In 2000, there were 272 workers who commuted into the municipality and 789 workers who commuted away. The municipality is a net exporter of workers, with about 2.9 workers leaving the municipality for every one entering. Of the working population, 13.8% used public transportation to get to work, and 64% used a private car.

==Religion==
From the 2000 census, 1,009 or 54.8% were Roman Catholic, while 386 or 21.0% belonged to the Swiss Reformed Church. Of the rest of the population, there were 19 members of an Orthodox church (or about 1.03% of the population), there were 4 individuals (or about 0.22% of the population) who belonged to the Christian Catholic Church, and there were 19 individuals (or about 1.03% of the population) who belonged to another Christian church. There were 98 (or about 5.32% of the population) who were Islamic. There were 5 individuals who were Buddhist, 7 individuals who were Hindu and 1 individual who belonged to another church. 177 (or about 9.61% of the population) belonged to no church, are agnostic or atheist, and 116 individuals (or about 6.30% of the population) did not answer the question.

==Education==
In Oberbuchsiten about 690 or (37.5%) of the population have completed non-mandatory upper secondary education, and 162 or (8.8%) have completed additional higher education (either university or a Fachhochschule). Of the 162 who completed tertiary schooling, 70.4% were Swiss men, 19.8% were Swiss women, 6.2% were non-Swiss men and 3.7% were non-Swiss women.

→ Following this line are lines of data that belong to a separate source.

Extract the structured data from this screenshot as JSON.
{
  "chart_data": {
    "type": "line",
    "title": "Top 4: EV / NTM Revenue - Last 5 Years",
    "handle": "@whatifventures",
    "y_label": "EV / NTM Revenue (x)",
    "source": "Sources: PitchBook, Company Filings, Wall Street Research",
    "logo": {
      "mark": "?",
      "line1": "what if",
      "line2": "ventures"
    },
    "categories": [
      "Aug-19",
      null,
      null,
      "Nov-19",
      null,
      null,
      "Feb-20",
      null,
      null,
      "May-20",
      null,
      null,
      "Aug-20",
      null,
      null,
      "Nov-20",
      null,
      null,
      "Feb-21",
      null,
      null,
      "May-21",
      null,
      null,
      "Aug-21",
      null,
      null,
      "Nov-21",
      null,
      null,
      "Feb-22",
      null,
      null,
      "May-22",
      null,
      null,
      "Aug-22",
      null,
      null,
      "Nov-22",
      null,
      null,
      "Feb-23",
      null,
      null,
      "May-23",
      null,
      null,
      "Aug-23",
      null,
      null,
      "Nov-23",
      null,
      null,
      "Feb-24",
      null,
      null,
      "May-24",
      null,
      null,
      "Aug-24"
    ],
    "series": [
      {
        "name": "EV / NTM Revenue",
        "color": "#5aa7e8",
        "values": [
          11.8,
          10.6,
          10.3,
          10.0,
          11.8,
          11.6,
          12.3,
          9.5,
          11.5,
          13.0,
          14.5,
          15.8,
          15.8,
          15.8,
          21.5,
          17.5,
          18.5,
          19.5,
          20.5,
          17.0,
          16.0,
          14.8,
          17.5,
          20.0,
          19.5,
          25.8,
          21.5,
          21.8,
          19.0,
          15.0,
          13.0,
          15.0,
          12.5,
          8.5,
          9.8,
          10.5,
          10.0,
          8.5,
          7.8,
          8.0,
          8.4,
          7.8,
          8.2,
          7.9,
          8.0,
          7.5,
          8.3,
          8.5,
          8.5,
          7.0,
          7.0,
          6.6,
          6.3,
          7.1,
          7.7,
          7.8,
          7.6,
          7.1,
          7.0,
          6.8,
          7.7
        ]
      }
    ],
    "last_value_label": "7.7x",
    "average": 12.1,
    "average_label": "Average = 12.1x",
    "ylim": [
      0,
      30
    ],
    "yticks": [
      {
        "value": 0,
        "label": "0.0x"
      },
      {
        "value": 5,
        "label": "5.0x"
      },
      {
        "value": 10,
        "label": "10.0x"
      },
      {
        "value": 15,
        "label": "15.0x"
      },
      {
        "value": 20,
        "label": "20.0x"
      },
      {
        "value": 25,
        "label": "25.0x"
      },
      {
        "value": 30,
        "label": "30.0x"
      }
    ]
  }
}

During the 2010-2011 school year there were a total of 179 students in the Oberbuchsiten school system. The education system in the Canton of Solothurn allows young children to attend two years of non-obligatory Kindergarten. During that school year, there were 42 children in kindergarten. The canton's school system requires students to attend six years of primary school, with some of the children attending smaller, specialized classes. In the municipality there were 137 students in primary school. The secondary school program consists of three lower, obligatory years of schooling, followed by three to five years of optional, advanced schools. All the lower secondary students from Oberbuchsiten attend their school in a neighboring municipality.

As of 2000, there were 8 students in Oberbuchsiten who came from another municipality, while 122 residents attended schools outside the municipality.